While crypto has been fairly volatile over the past week, particularly over Easter weekend, macro newsflow has been limited. Market sentiment seems to be led by both rising Treasury yields, with the 10 year yield at 2.94% at the time of writing, and sluggish equities markets, particularly the Nasdaq. Cost inflation is generally bad for corporate profit margins, and in conjunction with rising yields creates a challenging environment for tech equities and higher beta assets (given the importance of the discount rate used to value long term profits). This tends to be reflected in crypto valuations being further along the risk curve. Correlations are particularly high of late, with 30 day correlation between bitcoin and Nasdaq at 0.91 as of this weekend, versus -0.6 between bitcoin and gold. Later today, Fed Chair Powell will be speaking which may cause some market volatility depending on potential commentary around upcoming rate hikes.
On the regulatory side, earlier in the week the CEO of Grayscale commented that it is highly likely that a spot bitcoin ETF will be approved at some point. The approval of a BTC futures ETF earlier this month by the SEC has been looked at as somewhat of a potential precursor to Grayscale’s spot BTC ETF, given that it was filed under the Securities Act of 1933 — the law under which spot BTC ETFs have been filed. Needless to say, approval of a spot BTC ETF would be a huge catalyst for positive price action in BTC and crypto in general. The deadline for approval by the SEC will be July 6th.
In the Ethereum space, the major news last week was a tweet from Tim Beiko, a member of the core developer team, suggesting that the merge would be slightly later than forecast, most likely in 3Q. While there was no fixed date given, this is later than the more optimistic forecasts of June this year. The ether price seemed to be impacted very little by this news.

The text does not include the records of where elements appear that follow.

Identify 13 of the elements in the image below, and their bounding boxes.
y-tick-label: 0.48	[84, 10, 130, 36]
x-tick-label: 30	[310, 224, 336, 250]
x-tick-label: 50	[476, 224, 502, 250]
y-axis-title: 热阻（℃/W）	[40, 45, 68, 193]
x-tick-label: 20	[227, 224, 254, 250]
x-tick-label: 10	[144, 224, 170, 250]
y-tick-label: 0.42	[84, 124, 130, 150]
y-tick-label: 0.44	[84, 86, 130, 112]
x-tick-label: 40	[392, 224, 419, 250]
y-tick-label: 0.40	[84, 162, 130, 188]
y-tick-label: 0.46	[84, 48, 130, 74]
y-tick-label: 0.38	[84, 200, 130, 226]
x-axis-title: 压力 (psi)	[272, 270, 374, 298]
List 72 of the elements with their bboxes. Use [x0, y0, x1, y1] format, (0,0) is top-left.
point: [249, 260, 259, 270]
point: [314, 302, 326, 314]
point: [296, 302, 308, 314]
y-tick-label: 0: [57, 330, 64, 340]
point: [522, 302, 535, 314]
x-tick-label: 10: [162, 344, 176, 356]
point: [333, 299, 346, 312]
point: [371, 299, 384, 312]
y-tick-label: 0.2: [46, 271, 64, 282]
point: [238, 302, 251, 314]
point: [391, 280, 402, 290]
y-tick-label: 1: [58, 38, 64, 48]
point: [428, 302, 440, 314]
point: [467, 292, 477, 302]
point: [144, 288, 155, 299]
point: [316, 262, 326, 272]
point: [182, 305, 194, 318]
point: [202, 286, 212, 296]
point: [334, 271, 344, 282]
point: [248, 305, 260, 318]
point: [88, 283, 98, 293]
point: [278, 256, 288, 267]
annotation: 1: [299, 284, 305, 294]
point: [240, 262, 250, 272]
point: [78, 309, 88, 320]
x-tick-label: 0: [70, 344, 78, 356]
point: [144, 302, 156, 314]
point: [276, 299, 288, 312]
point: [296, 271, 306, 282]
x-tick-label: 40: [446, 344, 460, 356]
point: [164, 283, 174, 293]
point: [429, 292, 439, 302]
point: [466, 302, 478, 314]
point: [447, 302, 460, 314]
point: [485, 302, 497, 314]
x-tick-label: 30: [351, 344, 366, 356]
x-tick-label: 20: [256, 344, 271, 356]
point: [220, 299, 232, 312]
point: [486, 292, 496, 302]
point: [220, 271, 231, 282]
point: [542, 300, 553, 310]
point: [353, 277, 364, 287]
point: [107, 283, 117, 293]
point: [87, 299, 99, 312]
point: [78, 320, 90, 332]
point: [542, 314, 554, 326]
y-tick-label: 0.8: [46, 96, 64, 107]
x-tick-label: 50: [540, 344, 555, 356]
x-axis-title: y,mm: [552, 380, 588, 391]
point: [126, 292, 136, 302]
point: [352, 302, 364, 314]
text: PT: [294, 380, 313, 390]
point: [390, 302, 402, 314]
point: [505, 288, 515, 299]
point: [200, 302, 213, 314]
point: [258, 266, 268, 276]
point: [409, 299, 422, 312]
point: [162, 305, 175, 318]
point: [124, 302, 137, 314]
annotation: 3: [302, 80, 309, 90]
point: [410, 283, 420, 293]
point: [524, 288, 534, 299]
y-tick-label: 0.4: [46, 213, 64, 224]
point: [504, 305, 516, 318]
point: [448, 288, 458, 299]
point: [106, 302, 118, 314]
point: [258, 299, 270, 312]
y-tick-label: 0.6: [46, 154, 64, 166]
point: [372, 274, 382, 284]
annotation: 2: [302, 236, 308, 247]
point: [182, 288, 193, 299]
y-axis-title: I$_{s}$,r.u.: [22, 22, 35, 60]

On chain analytics continue to paint a mixed picture. Looking at price levels at which coins have been accumulated shows that the majority of coins have been bought by short term holders in the 35-42k range, with much of this being acquired from sellers with cost bases in the 50-65k range from late last year, who capitulated in late Q4-Q1. This is encouraging as it means short term holders are generally under little pressure to sell due to being in loss. Similarly, about 80% of coins remain in the hands of long term holders who are generally much less likely to sell due to price volatility. Dormancy metrics like Coin Days Destroyed and Average Spent Output Life also remain low, indicating limited selling from longer term holders. Net exchange flows for both bitcoin and ether remain very much negative (ie funds leaving exchanges into cold storage), which is also bullish.
In the L1 space, UST volumes on Terra have started to increase after a relatively quiet period over the past few weeks. Recent volumes have been roughly $100m per day and UST is now at a market cap of almost $18bn. In the Polkadot ecosystem, the Acala team announced an integration between LDOT and LKSM, Acala and Karura’s liquid staking assets, as collateral on Terra’s borrow/lend platform Anchor.
Activity in the NFT space remains buoyant with both OpenSea and Looksrare delivering ~$200-300m per day of volumes combined. This weekend, Moonbirds, a new NFT collection, launched at a mint price of 2.5 ETH and reached a floor price of 25 ETH within a few hours.
In other news across the space, Circle Internet Financial, the issuer of USDC, raised $400m from BlackRock, Fidelity, Marshall Wace and Fin Capital.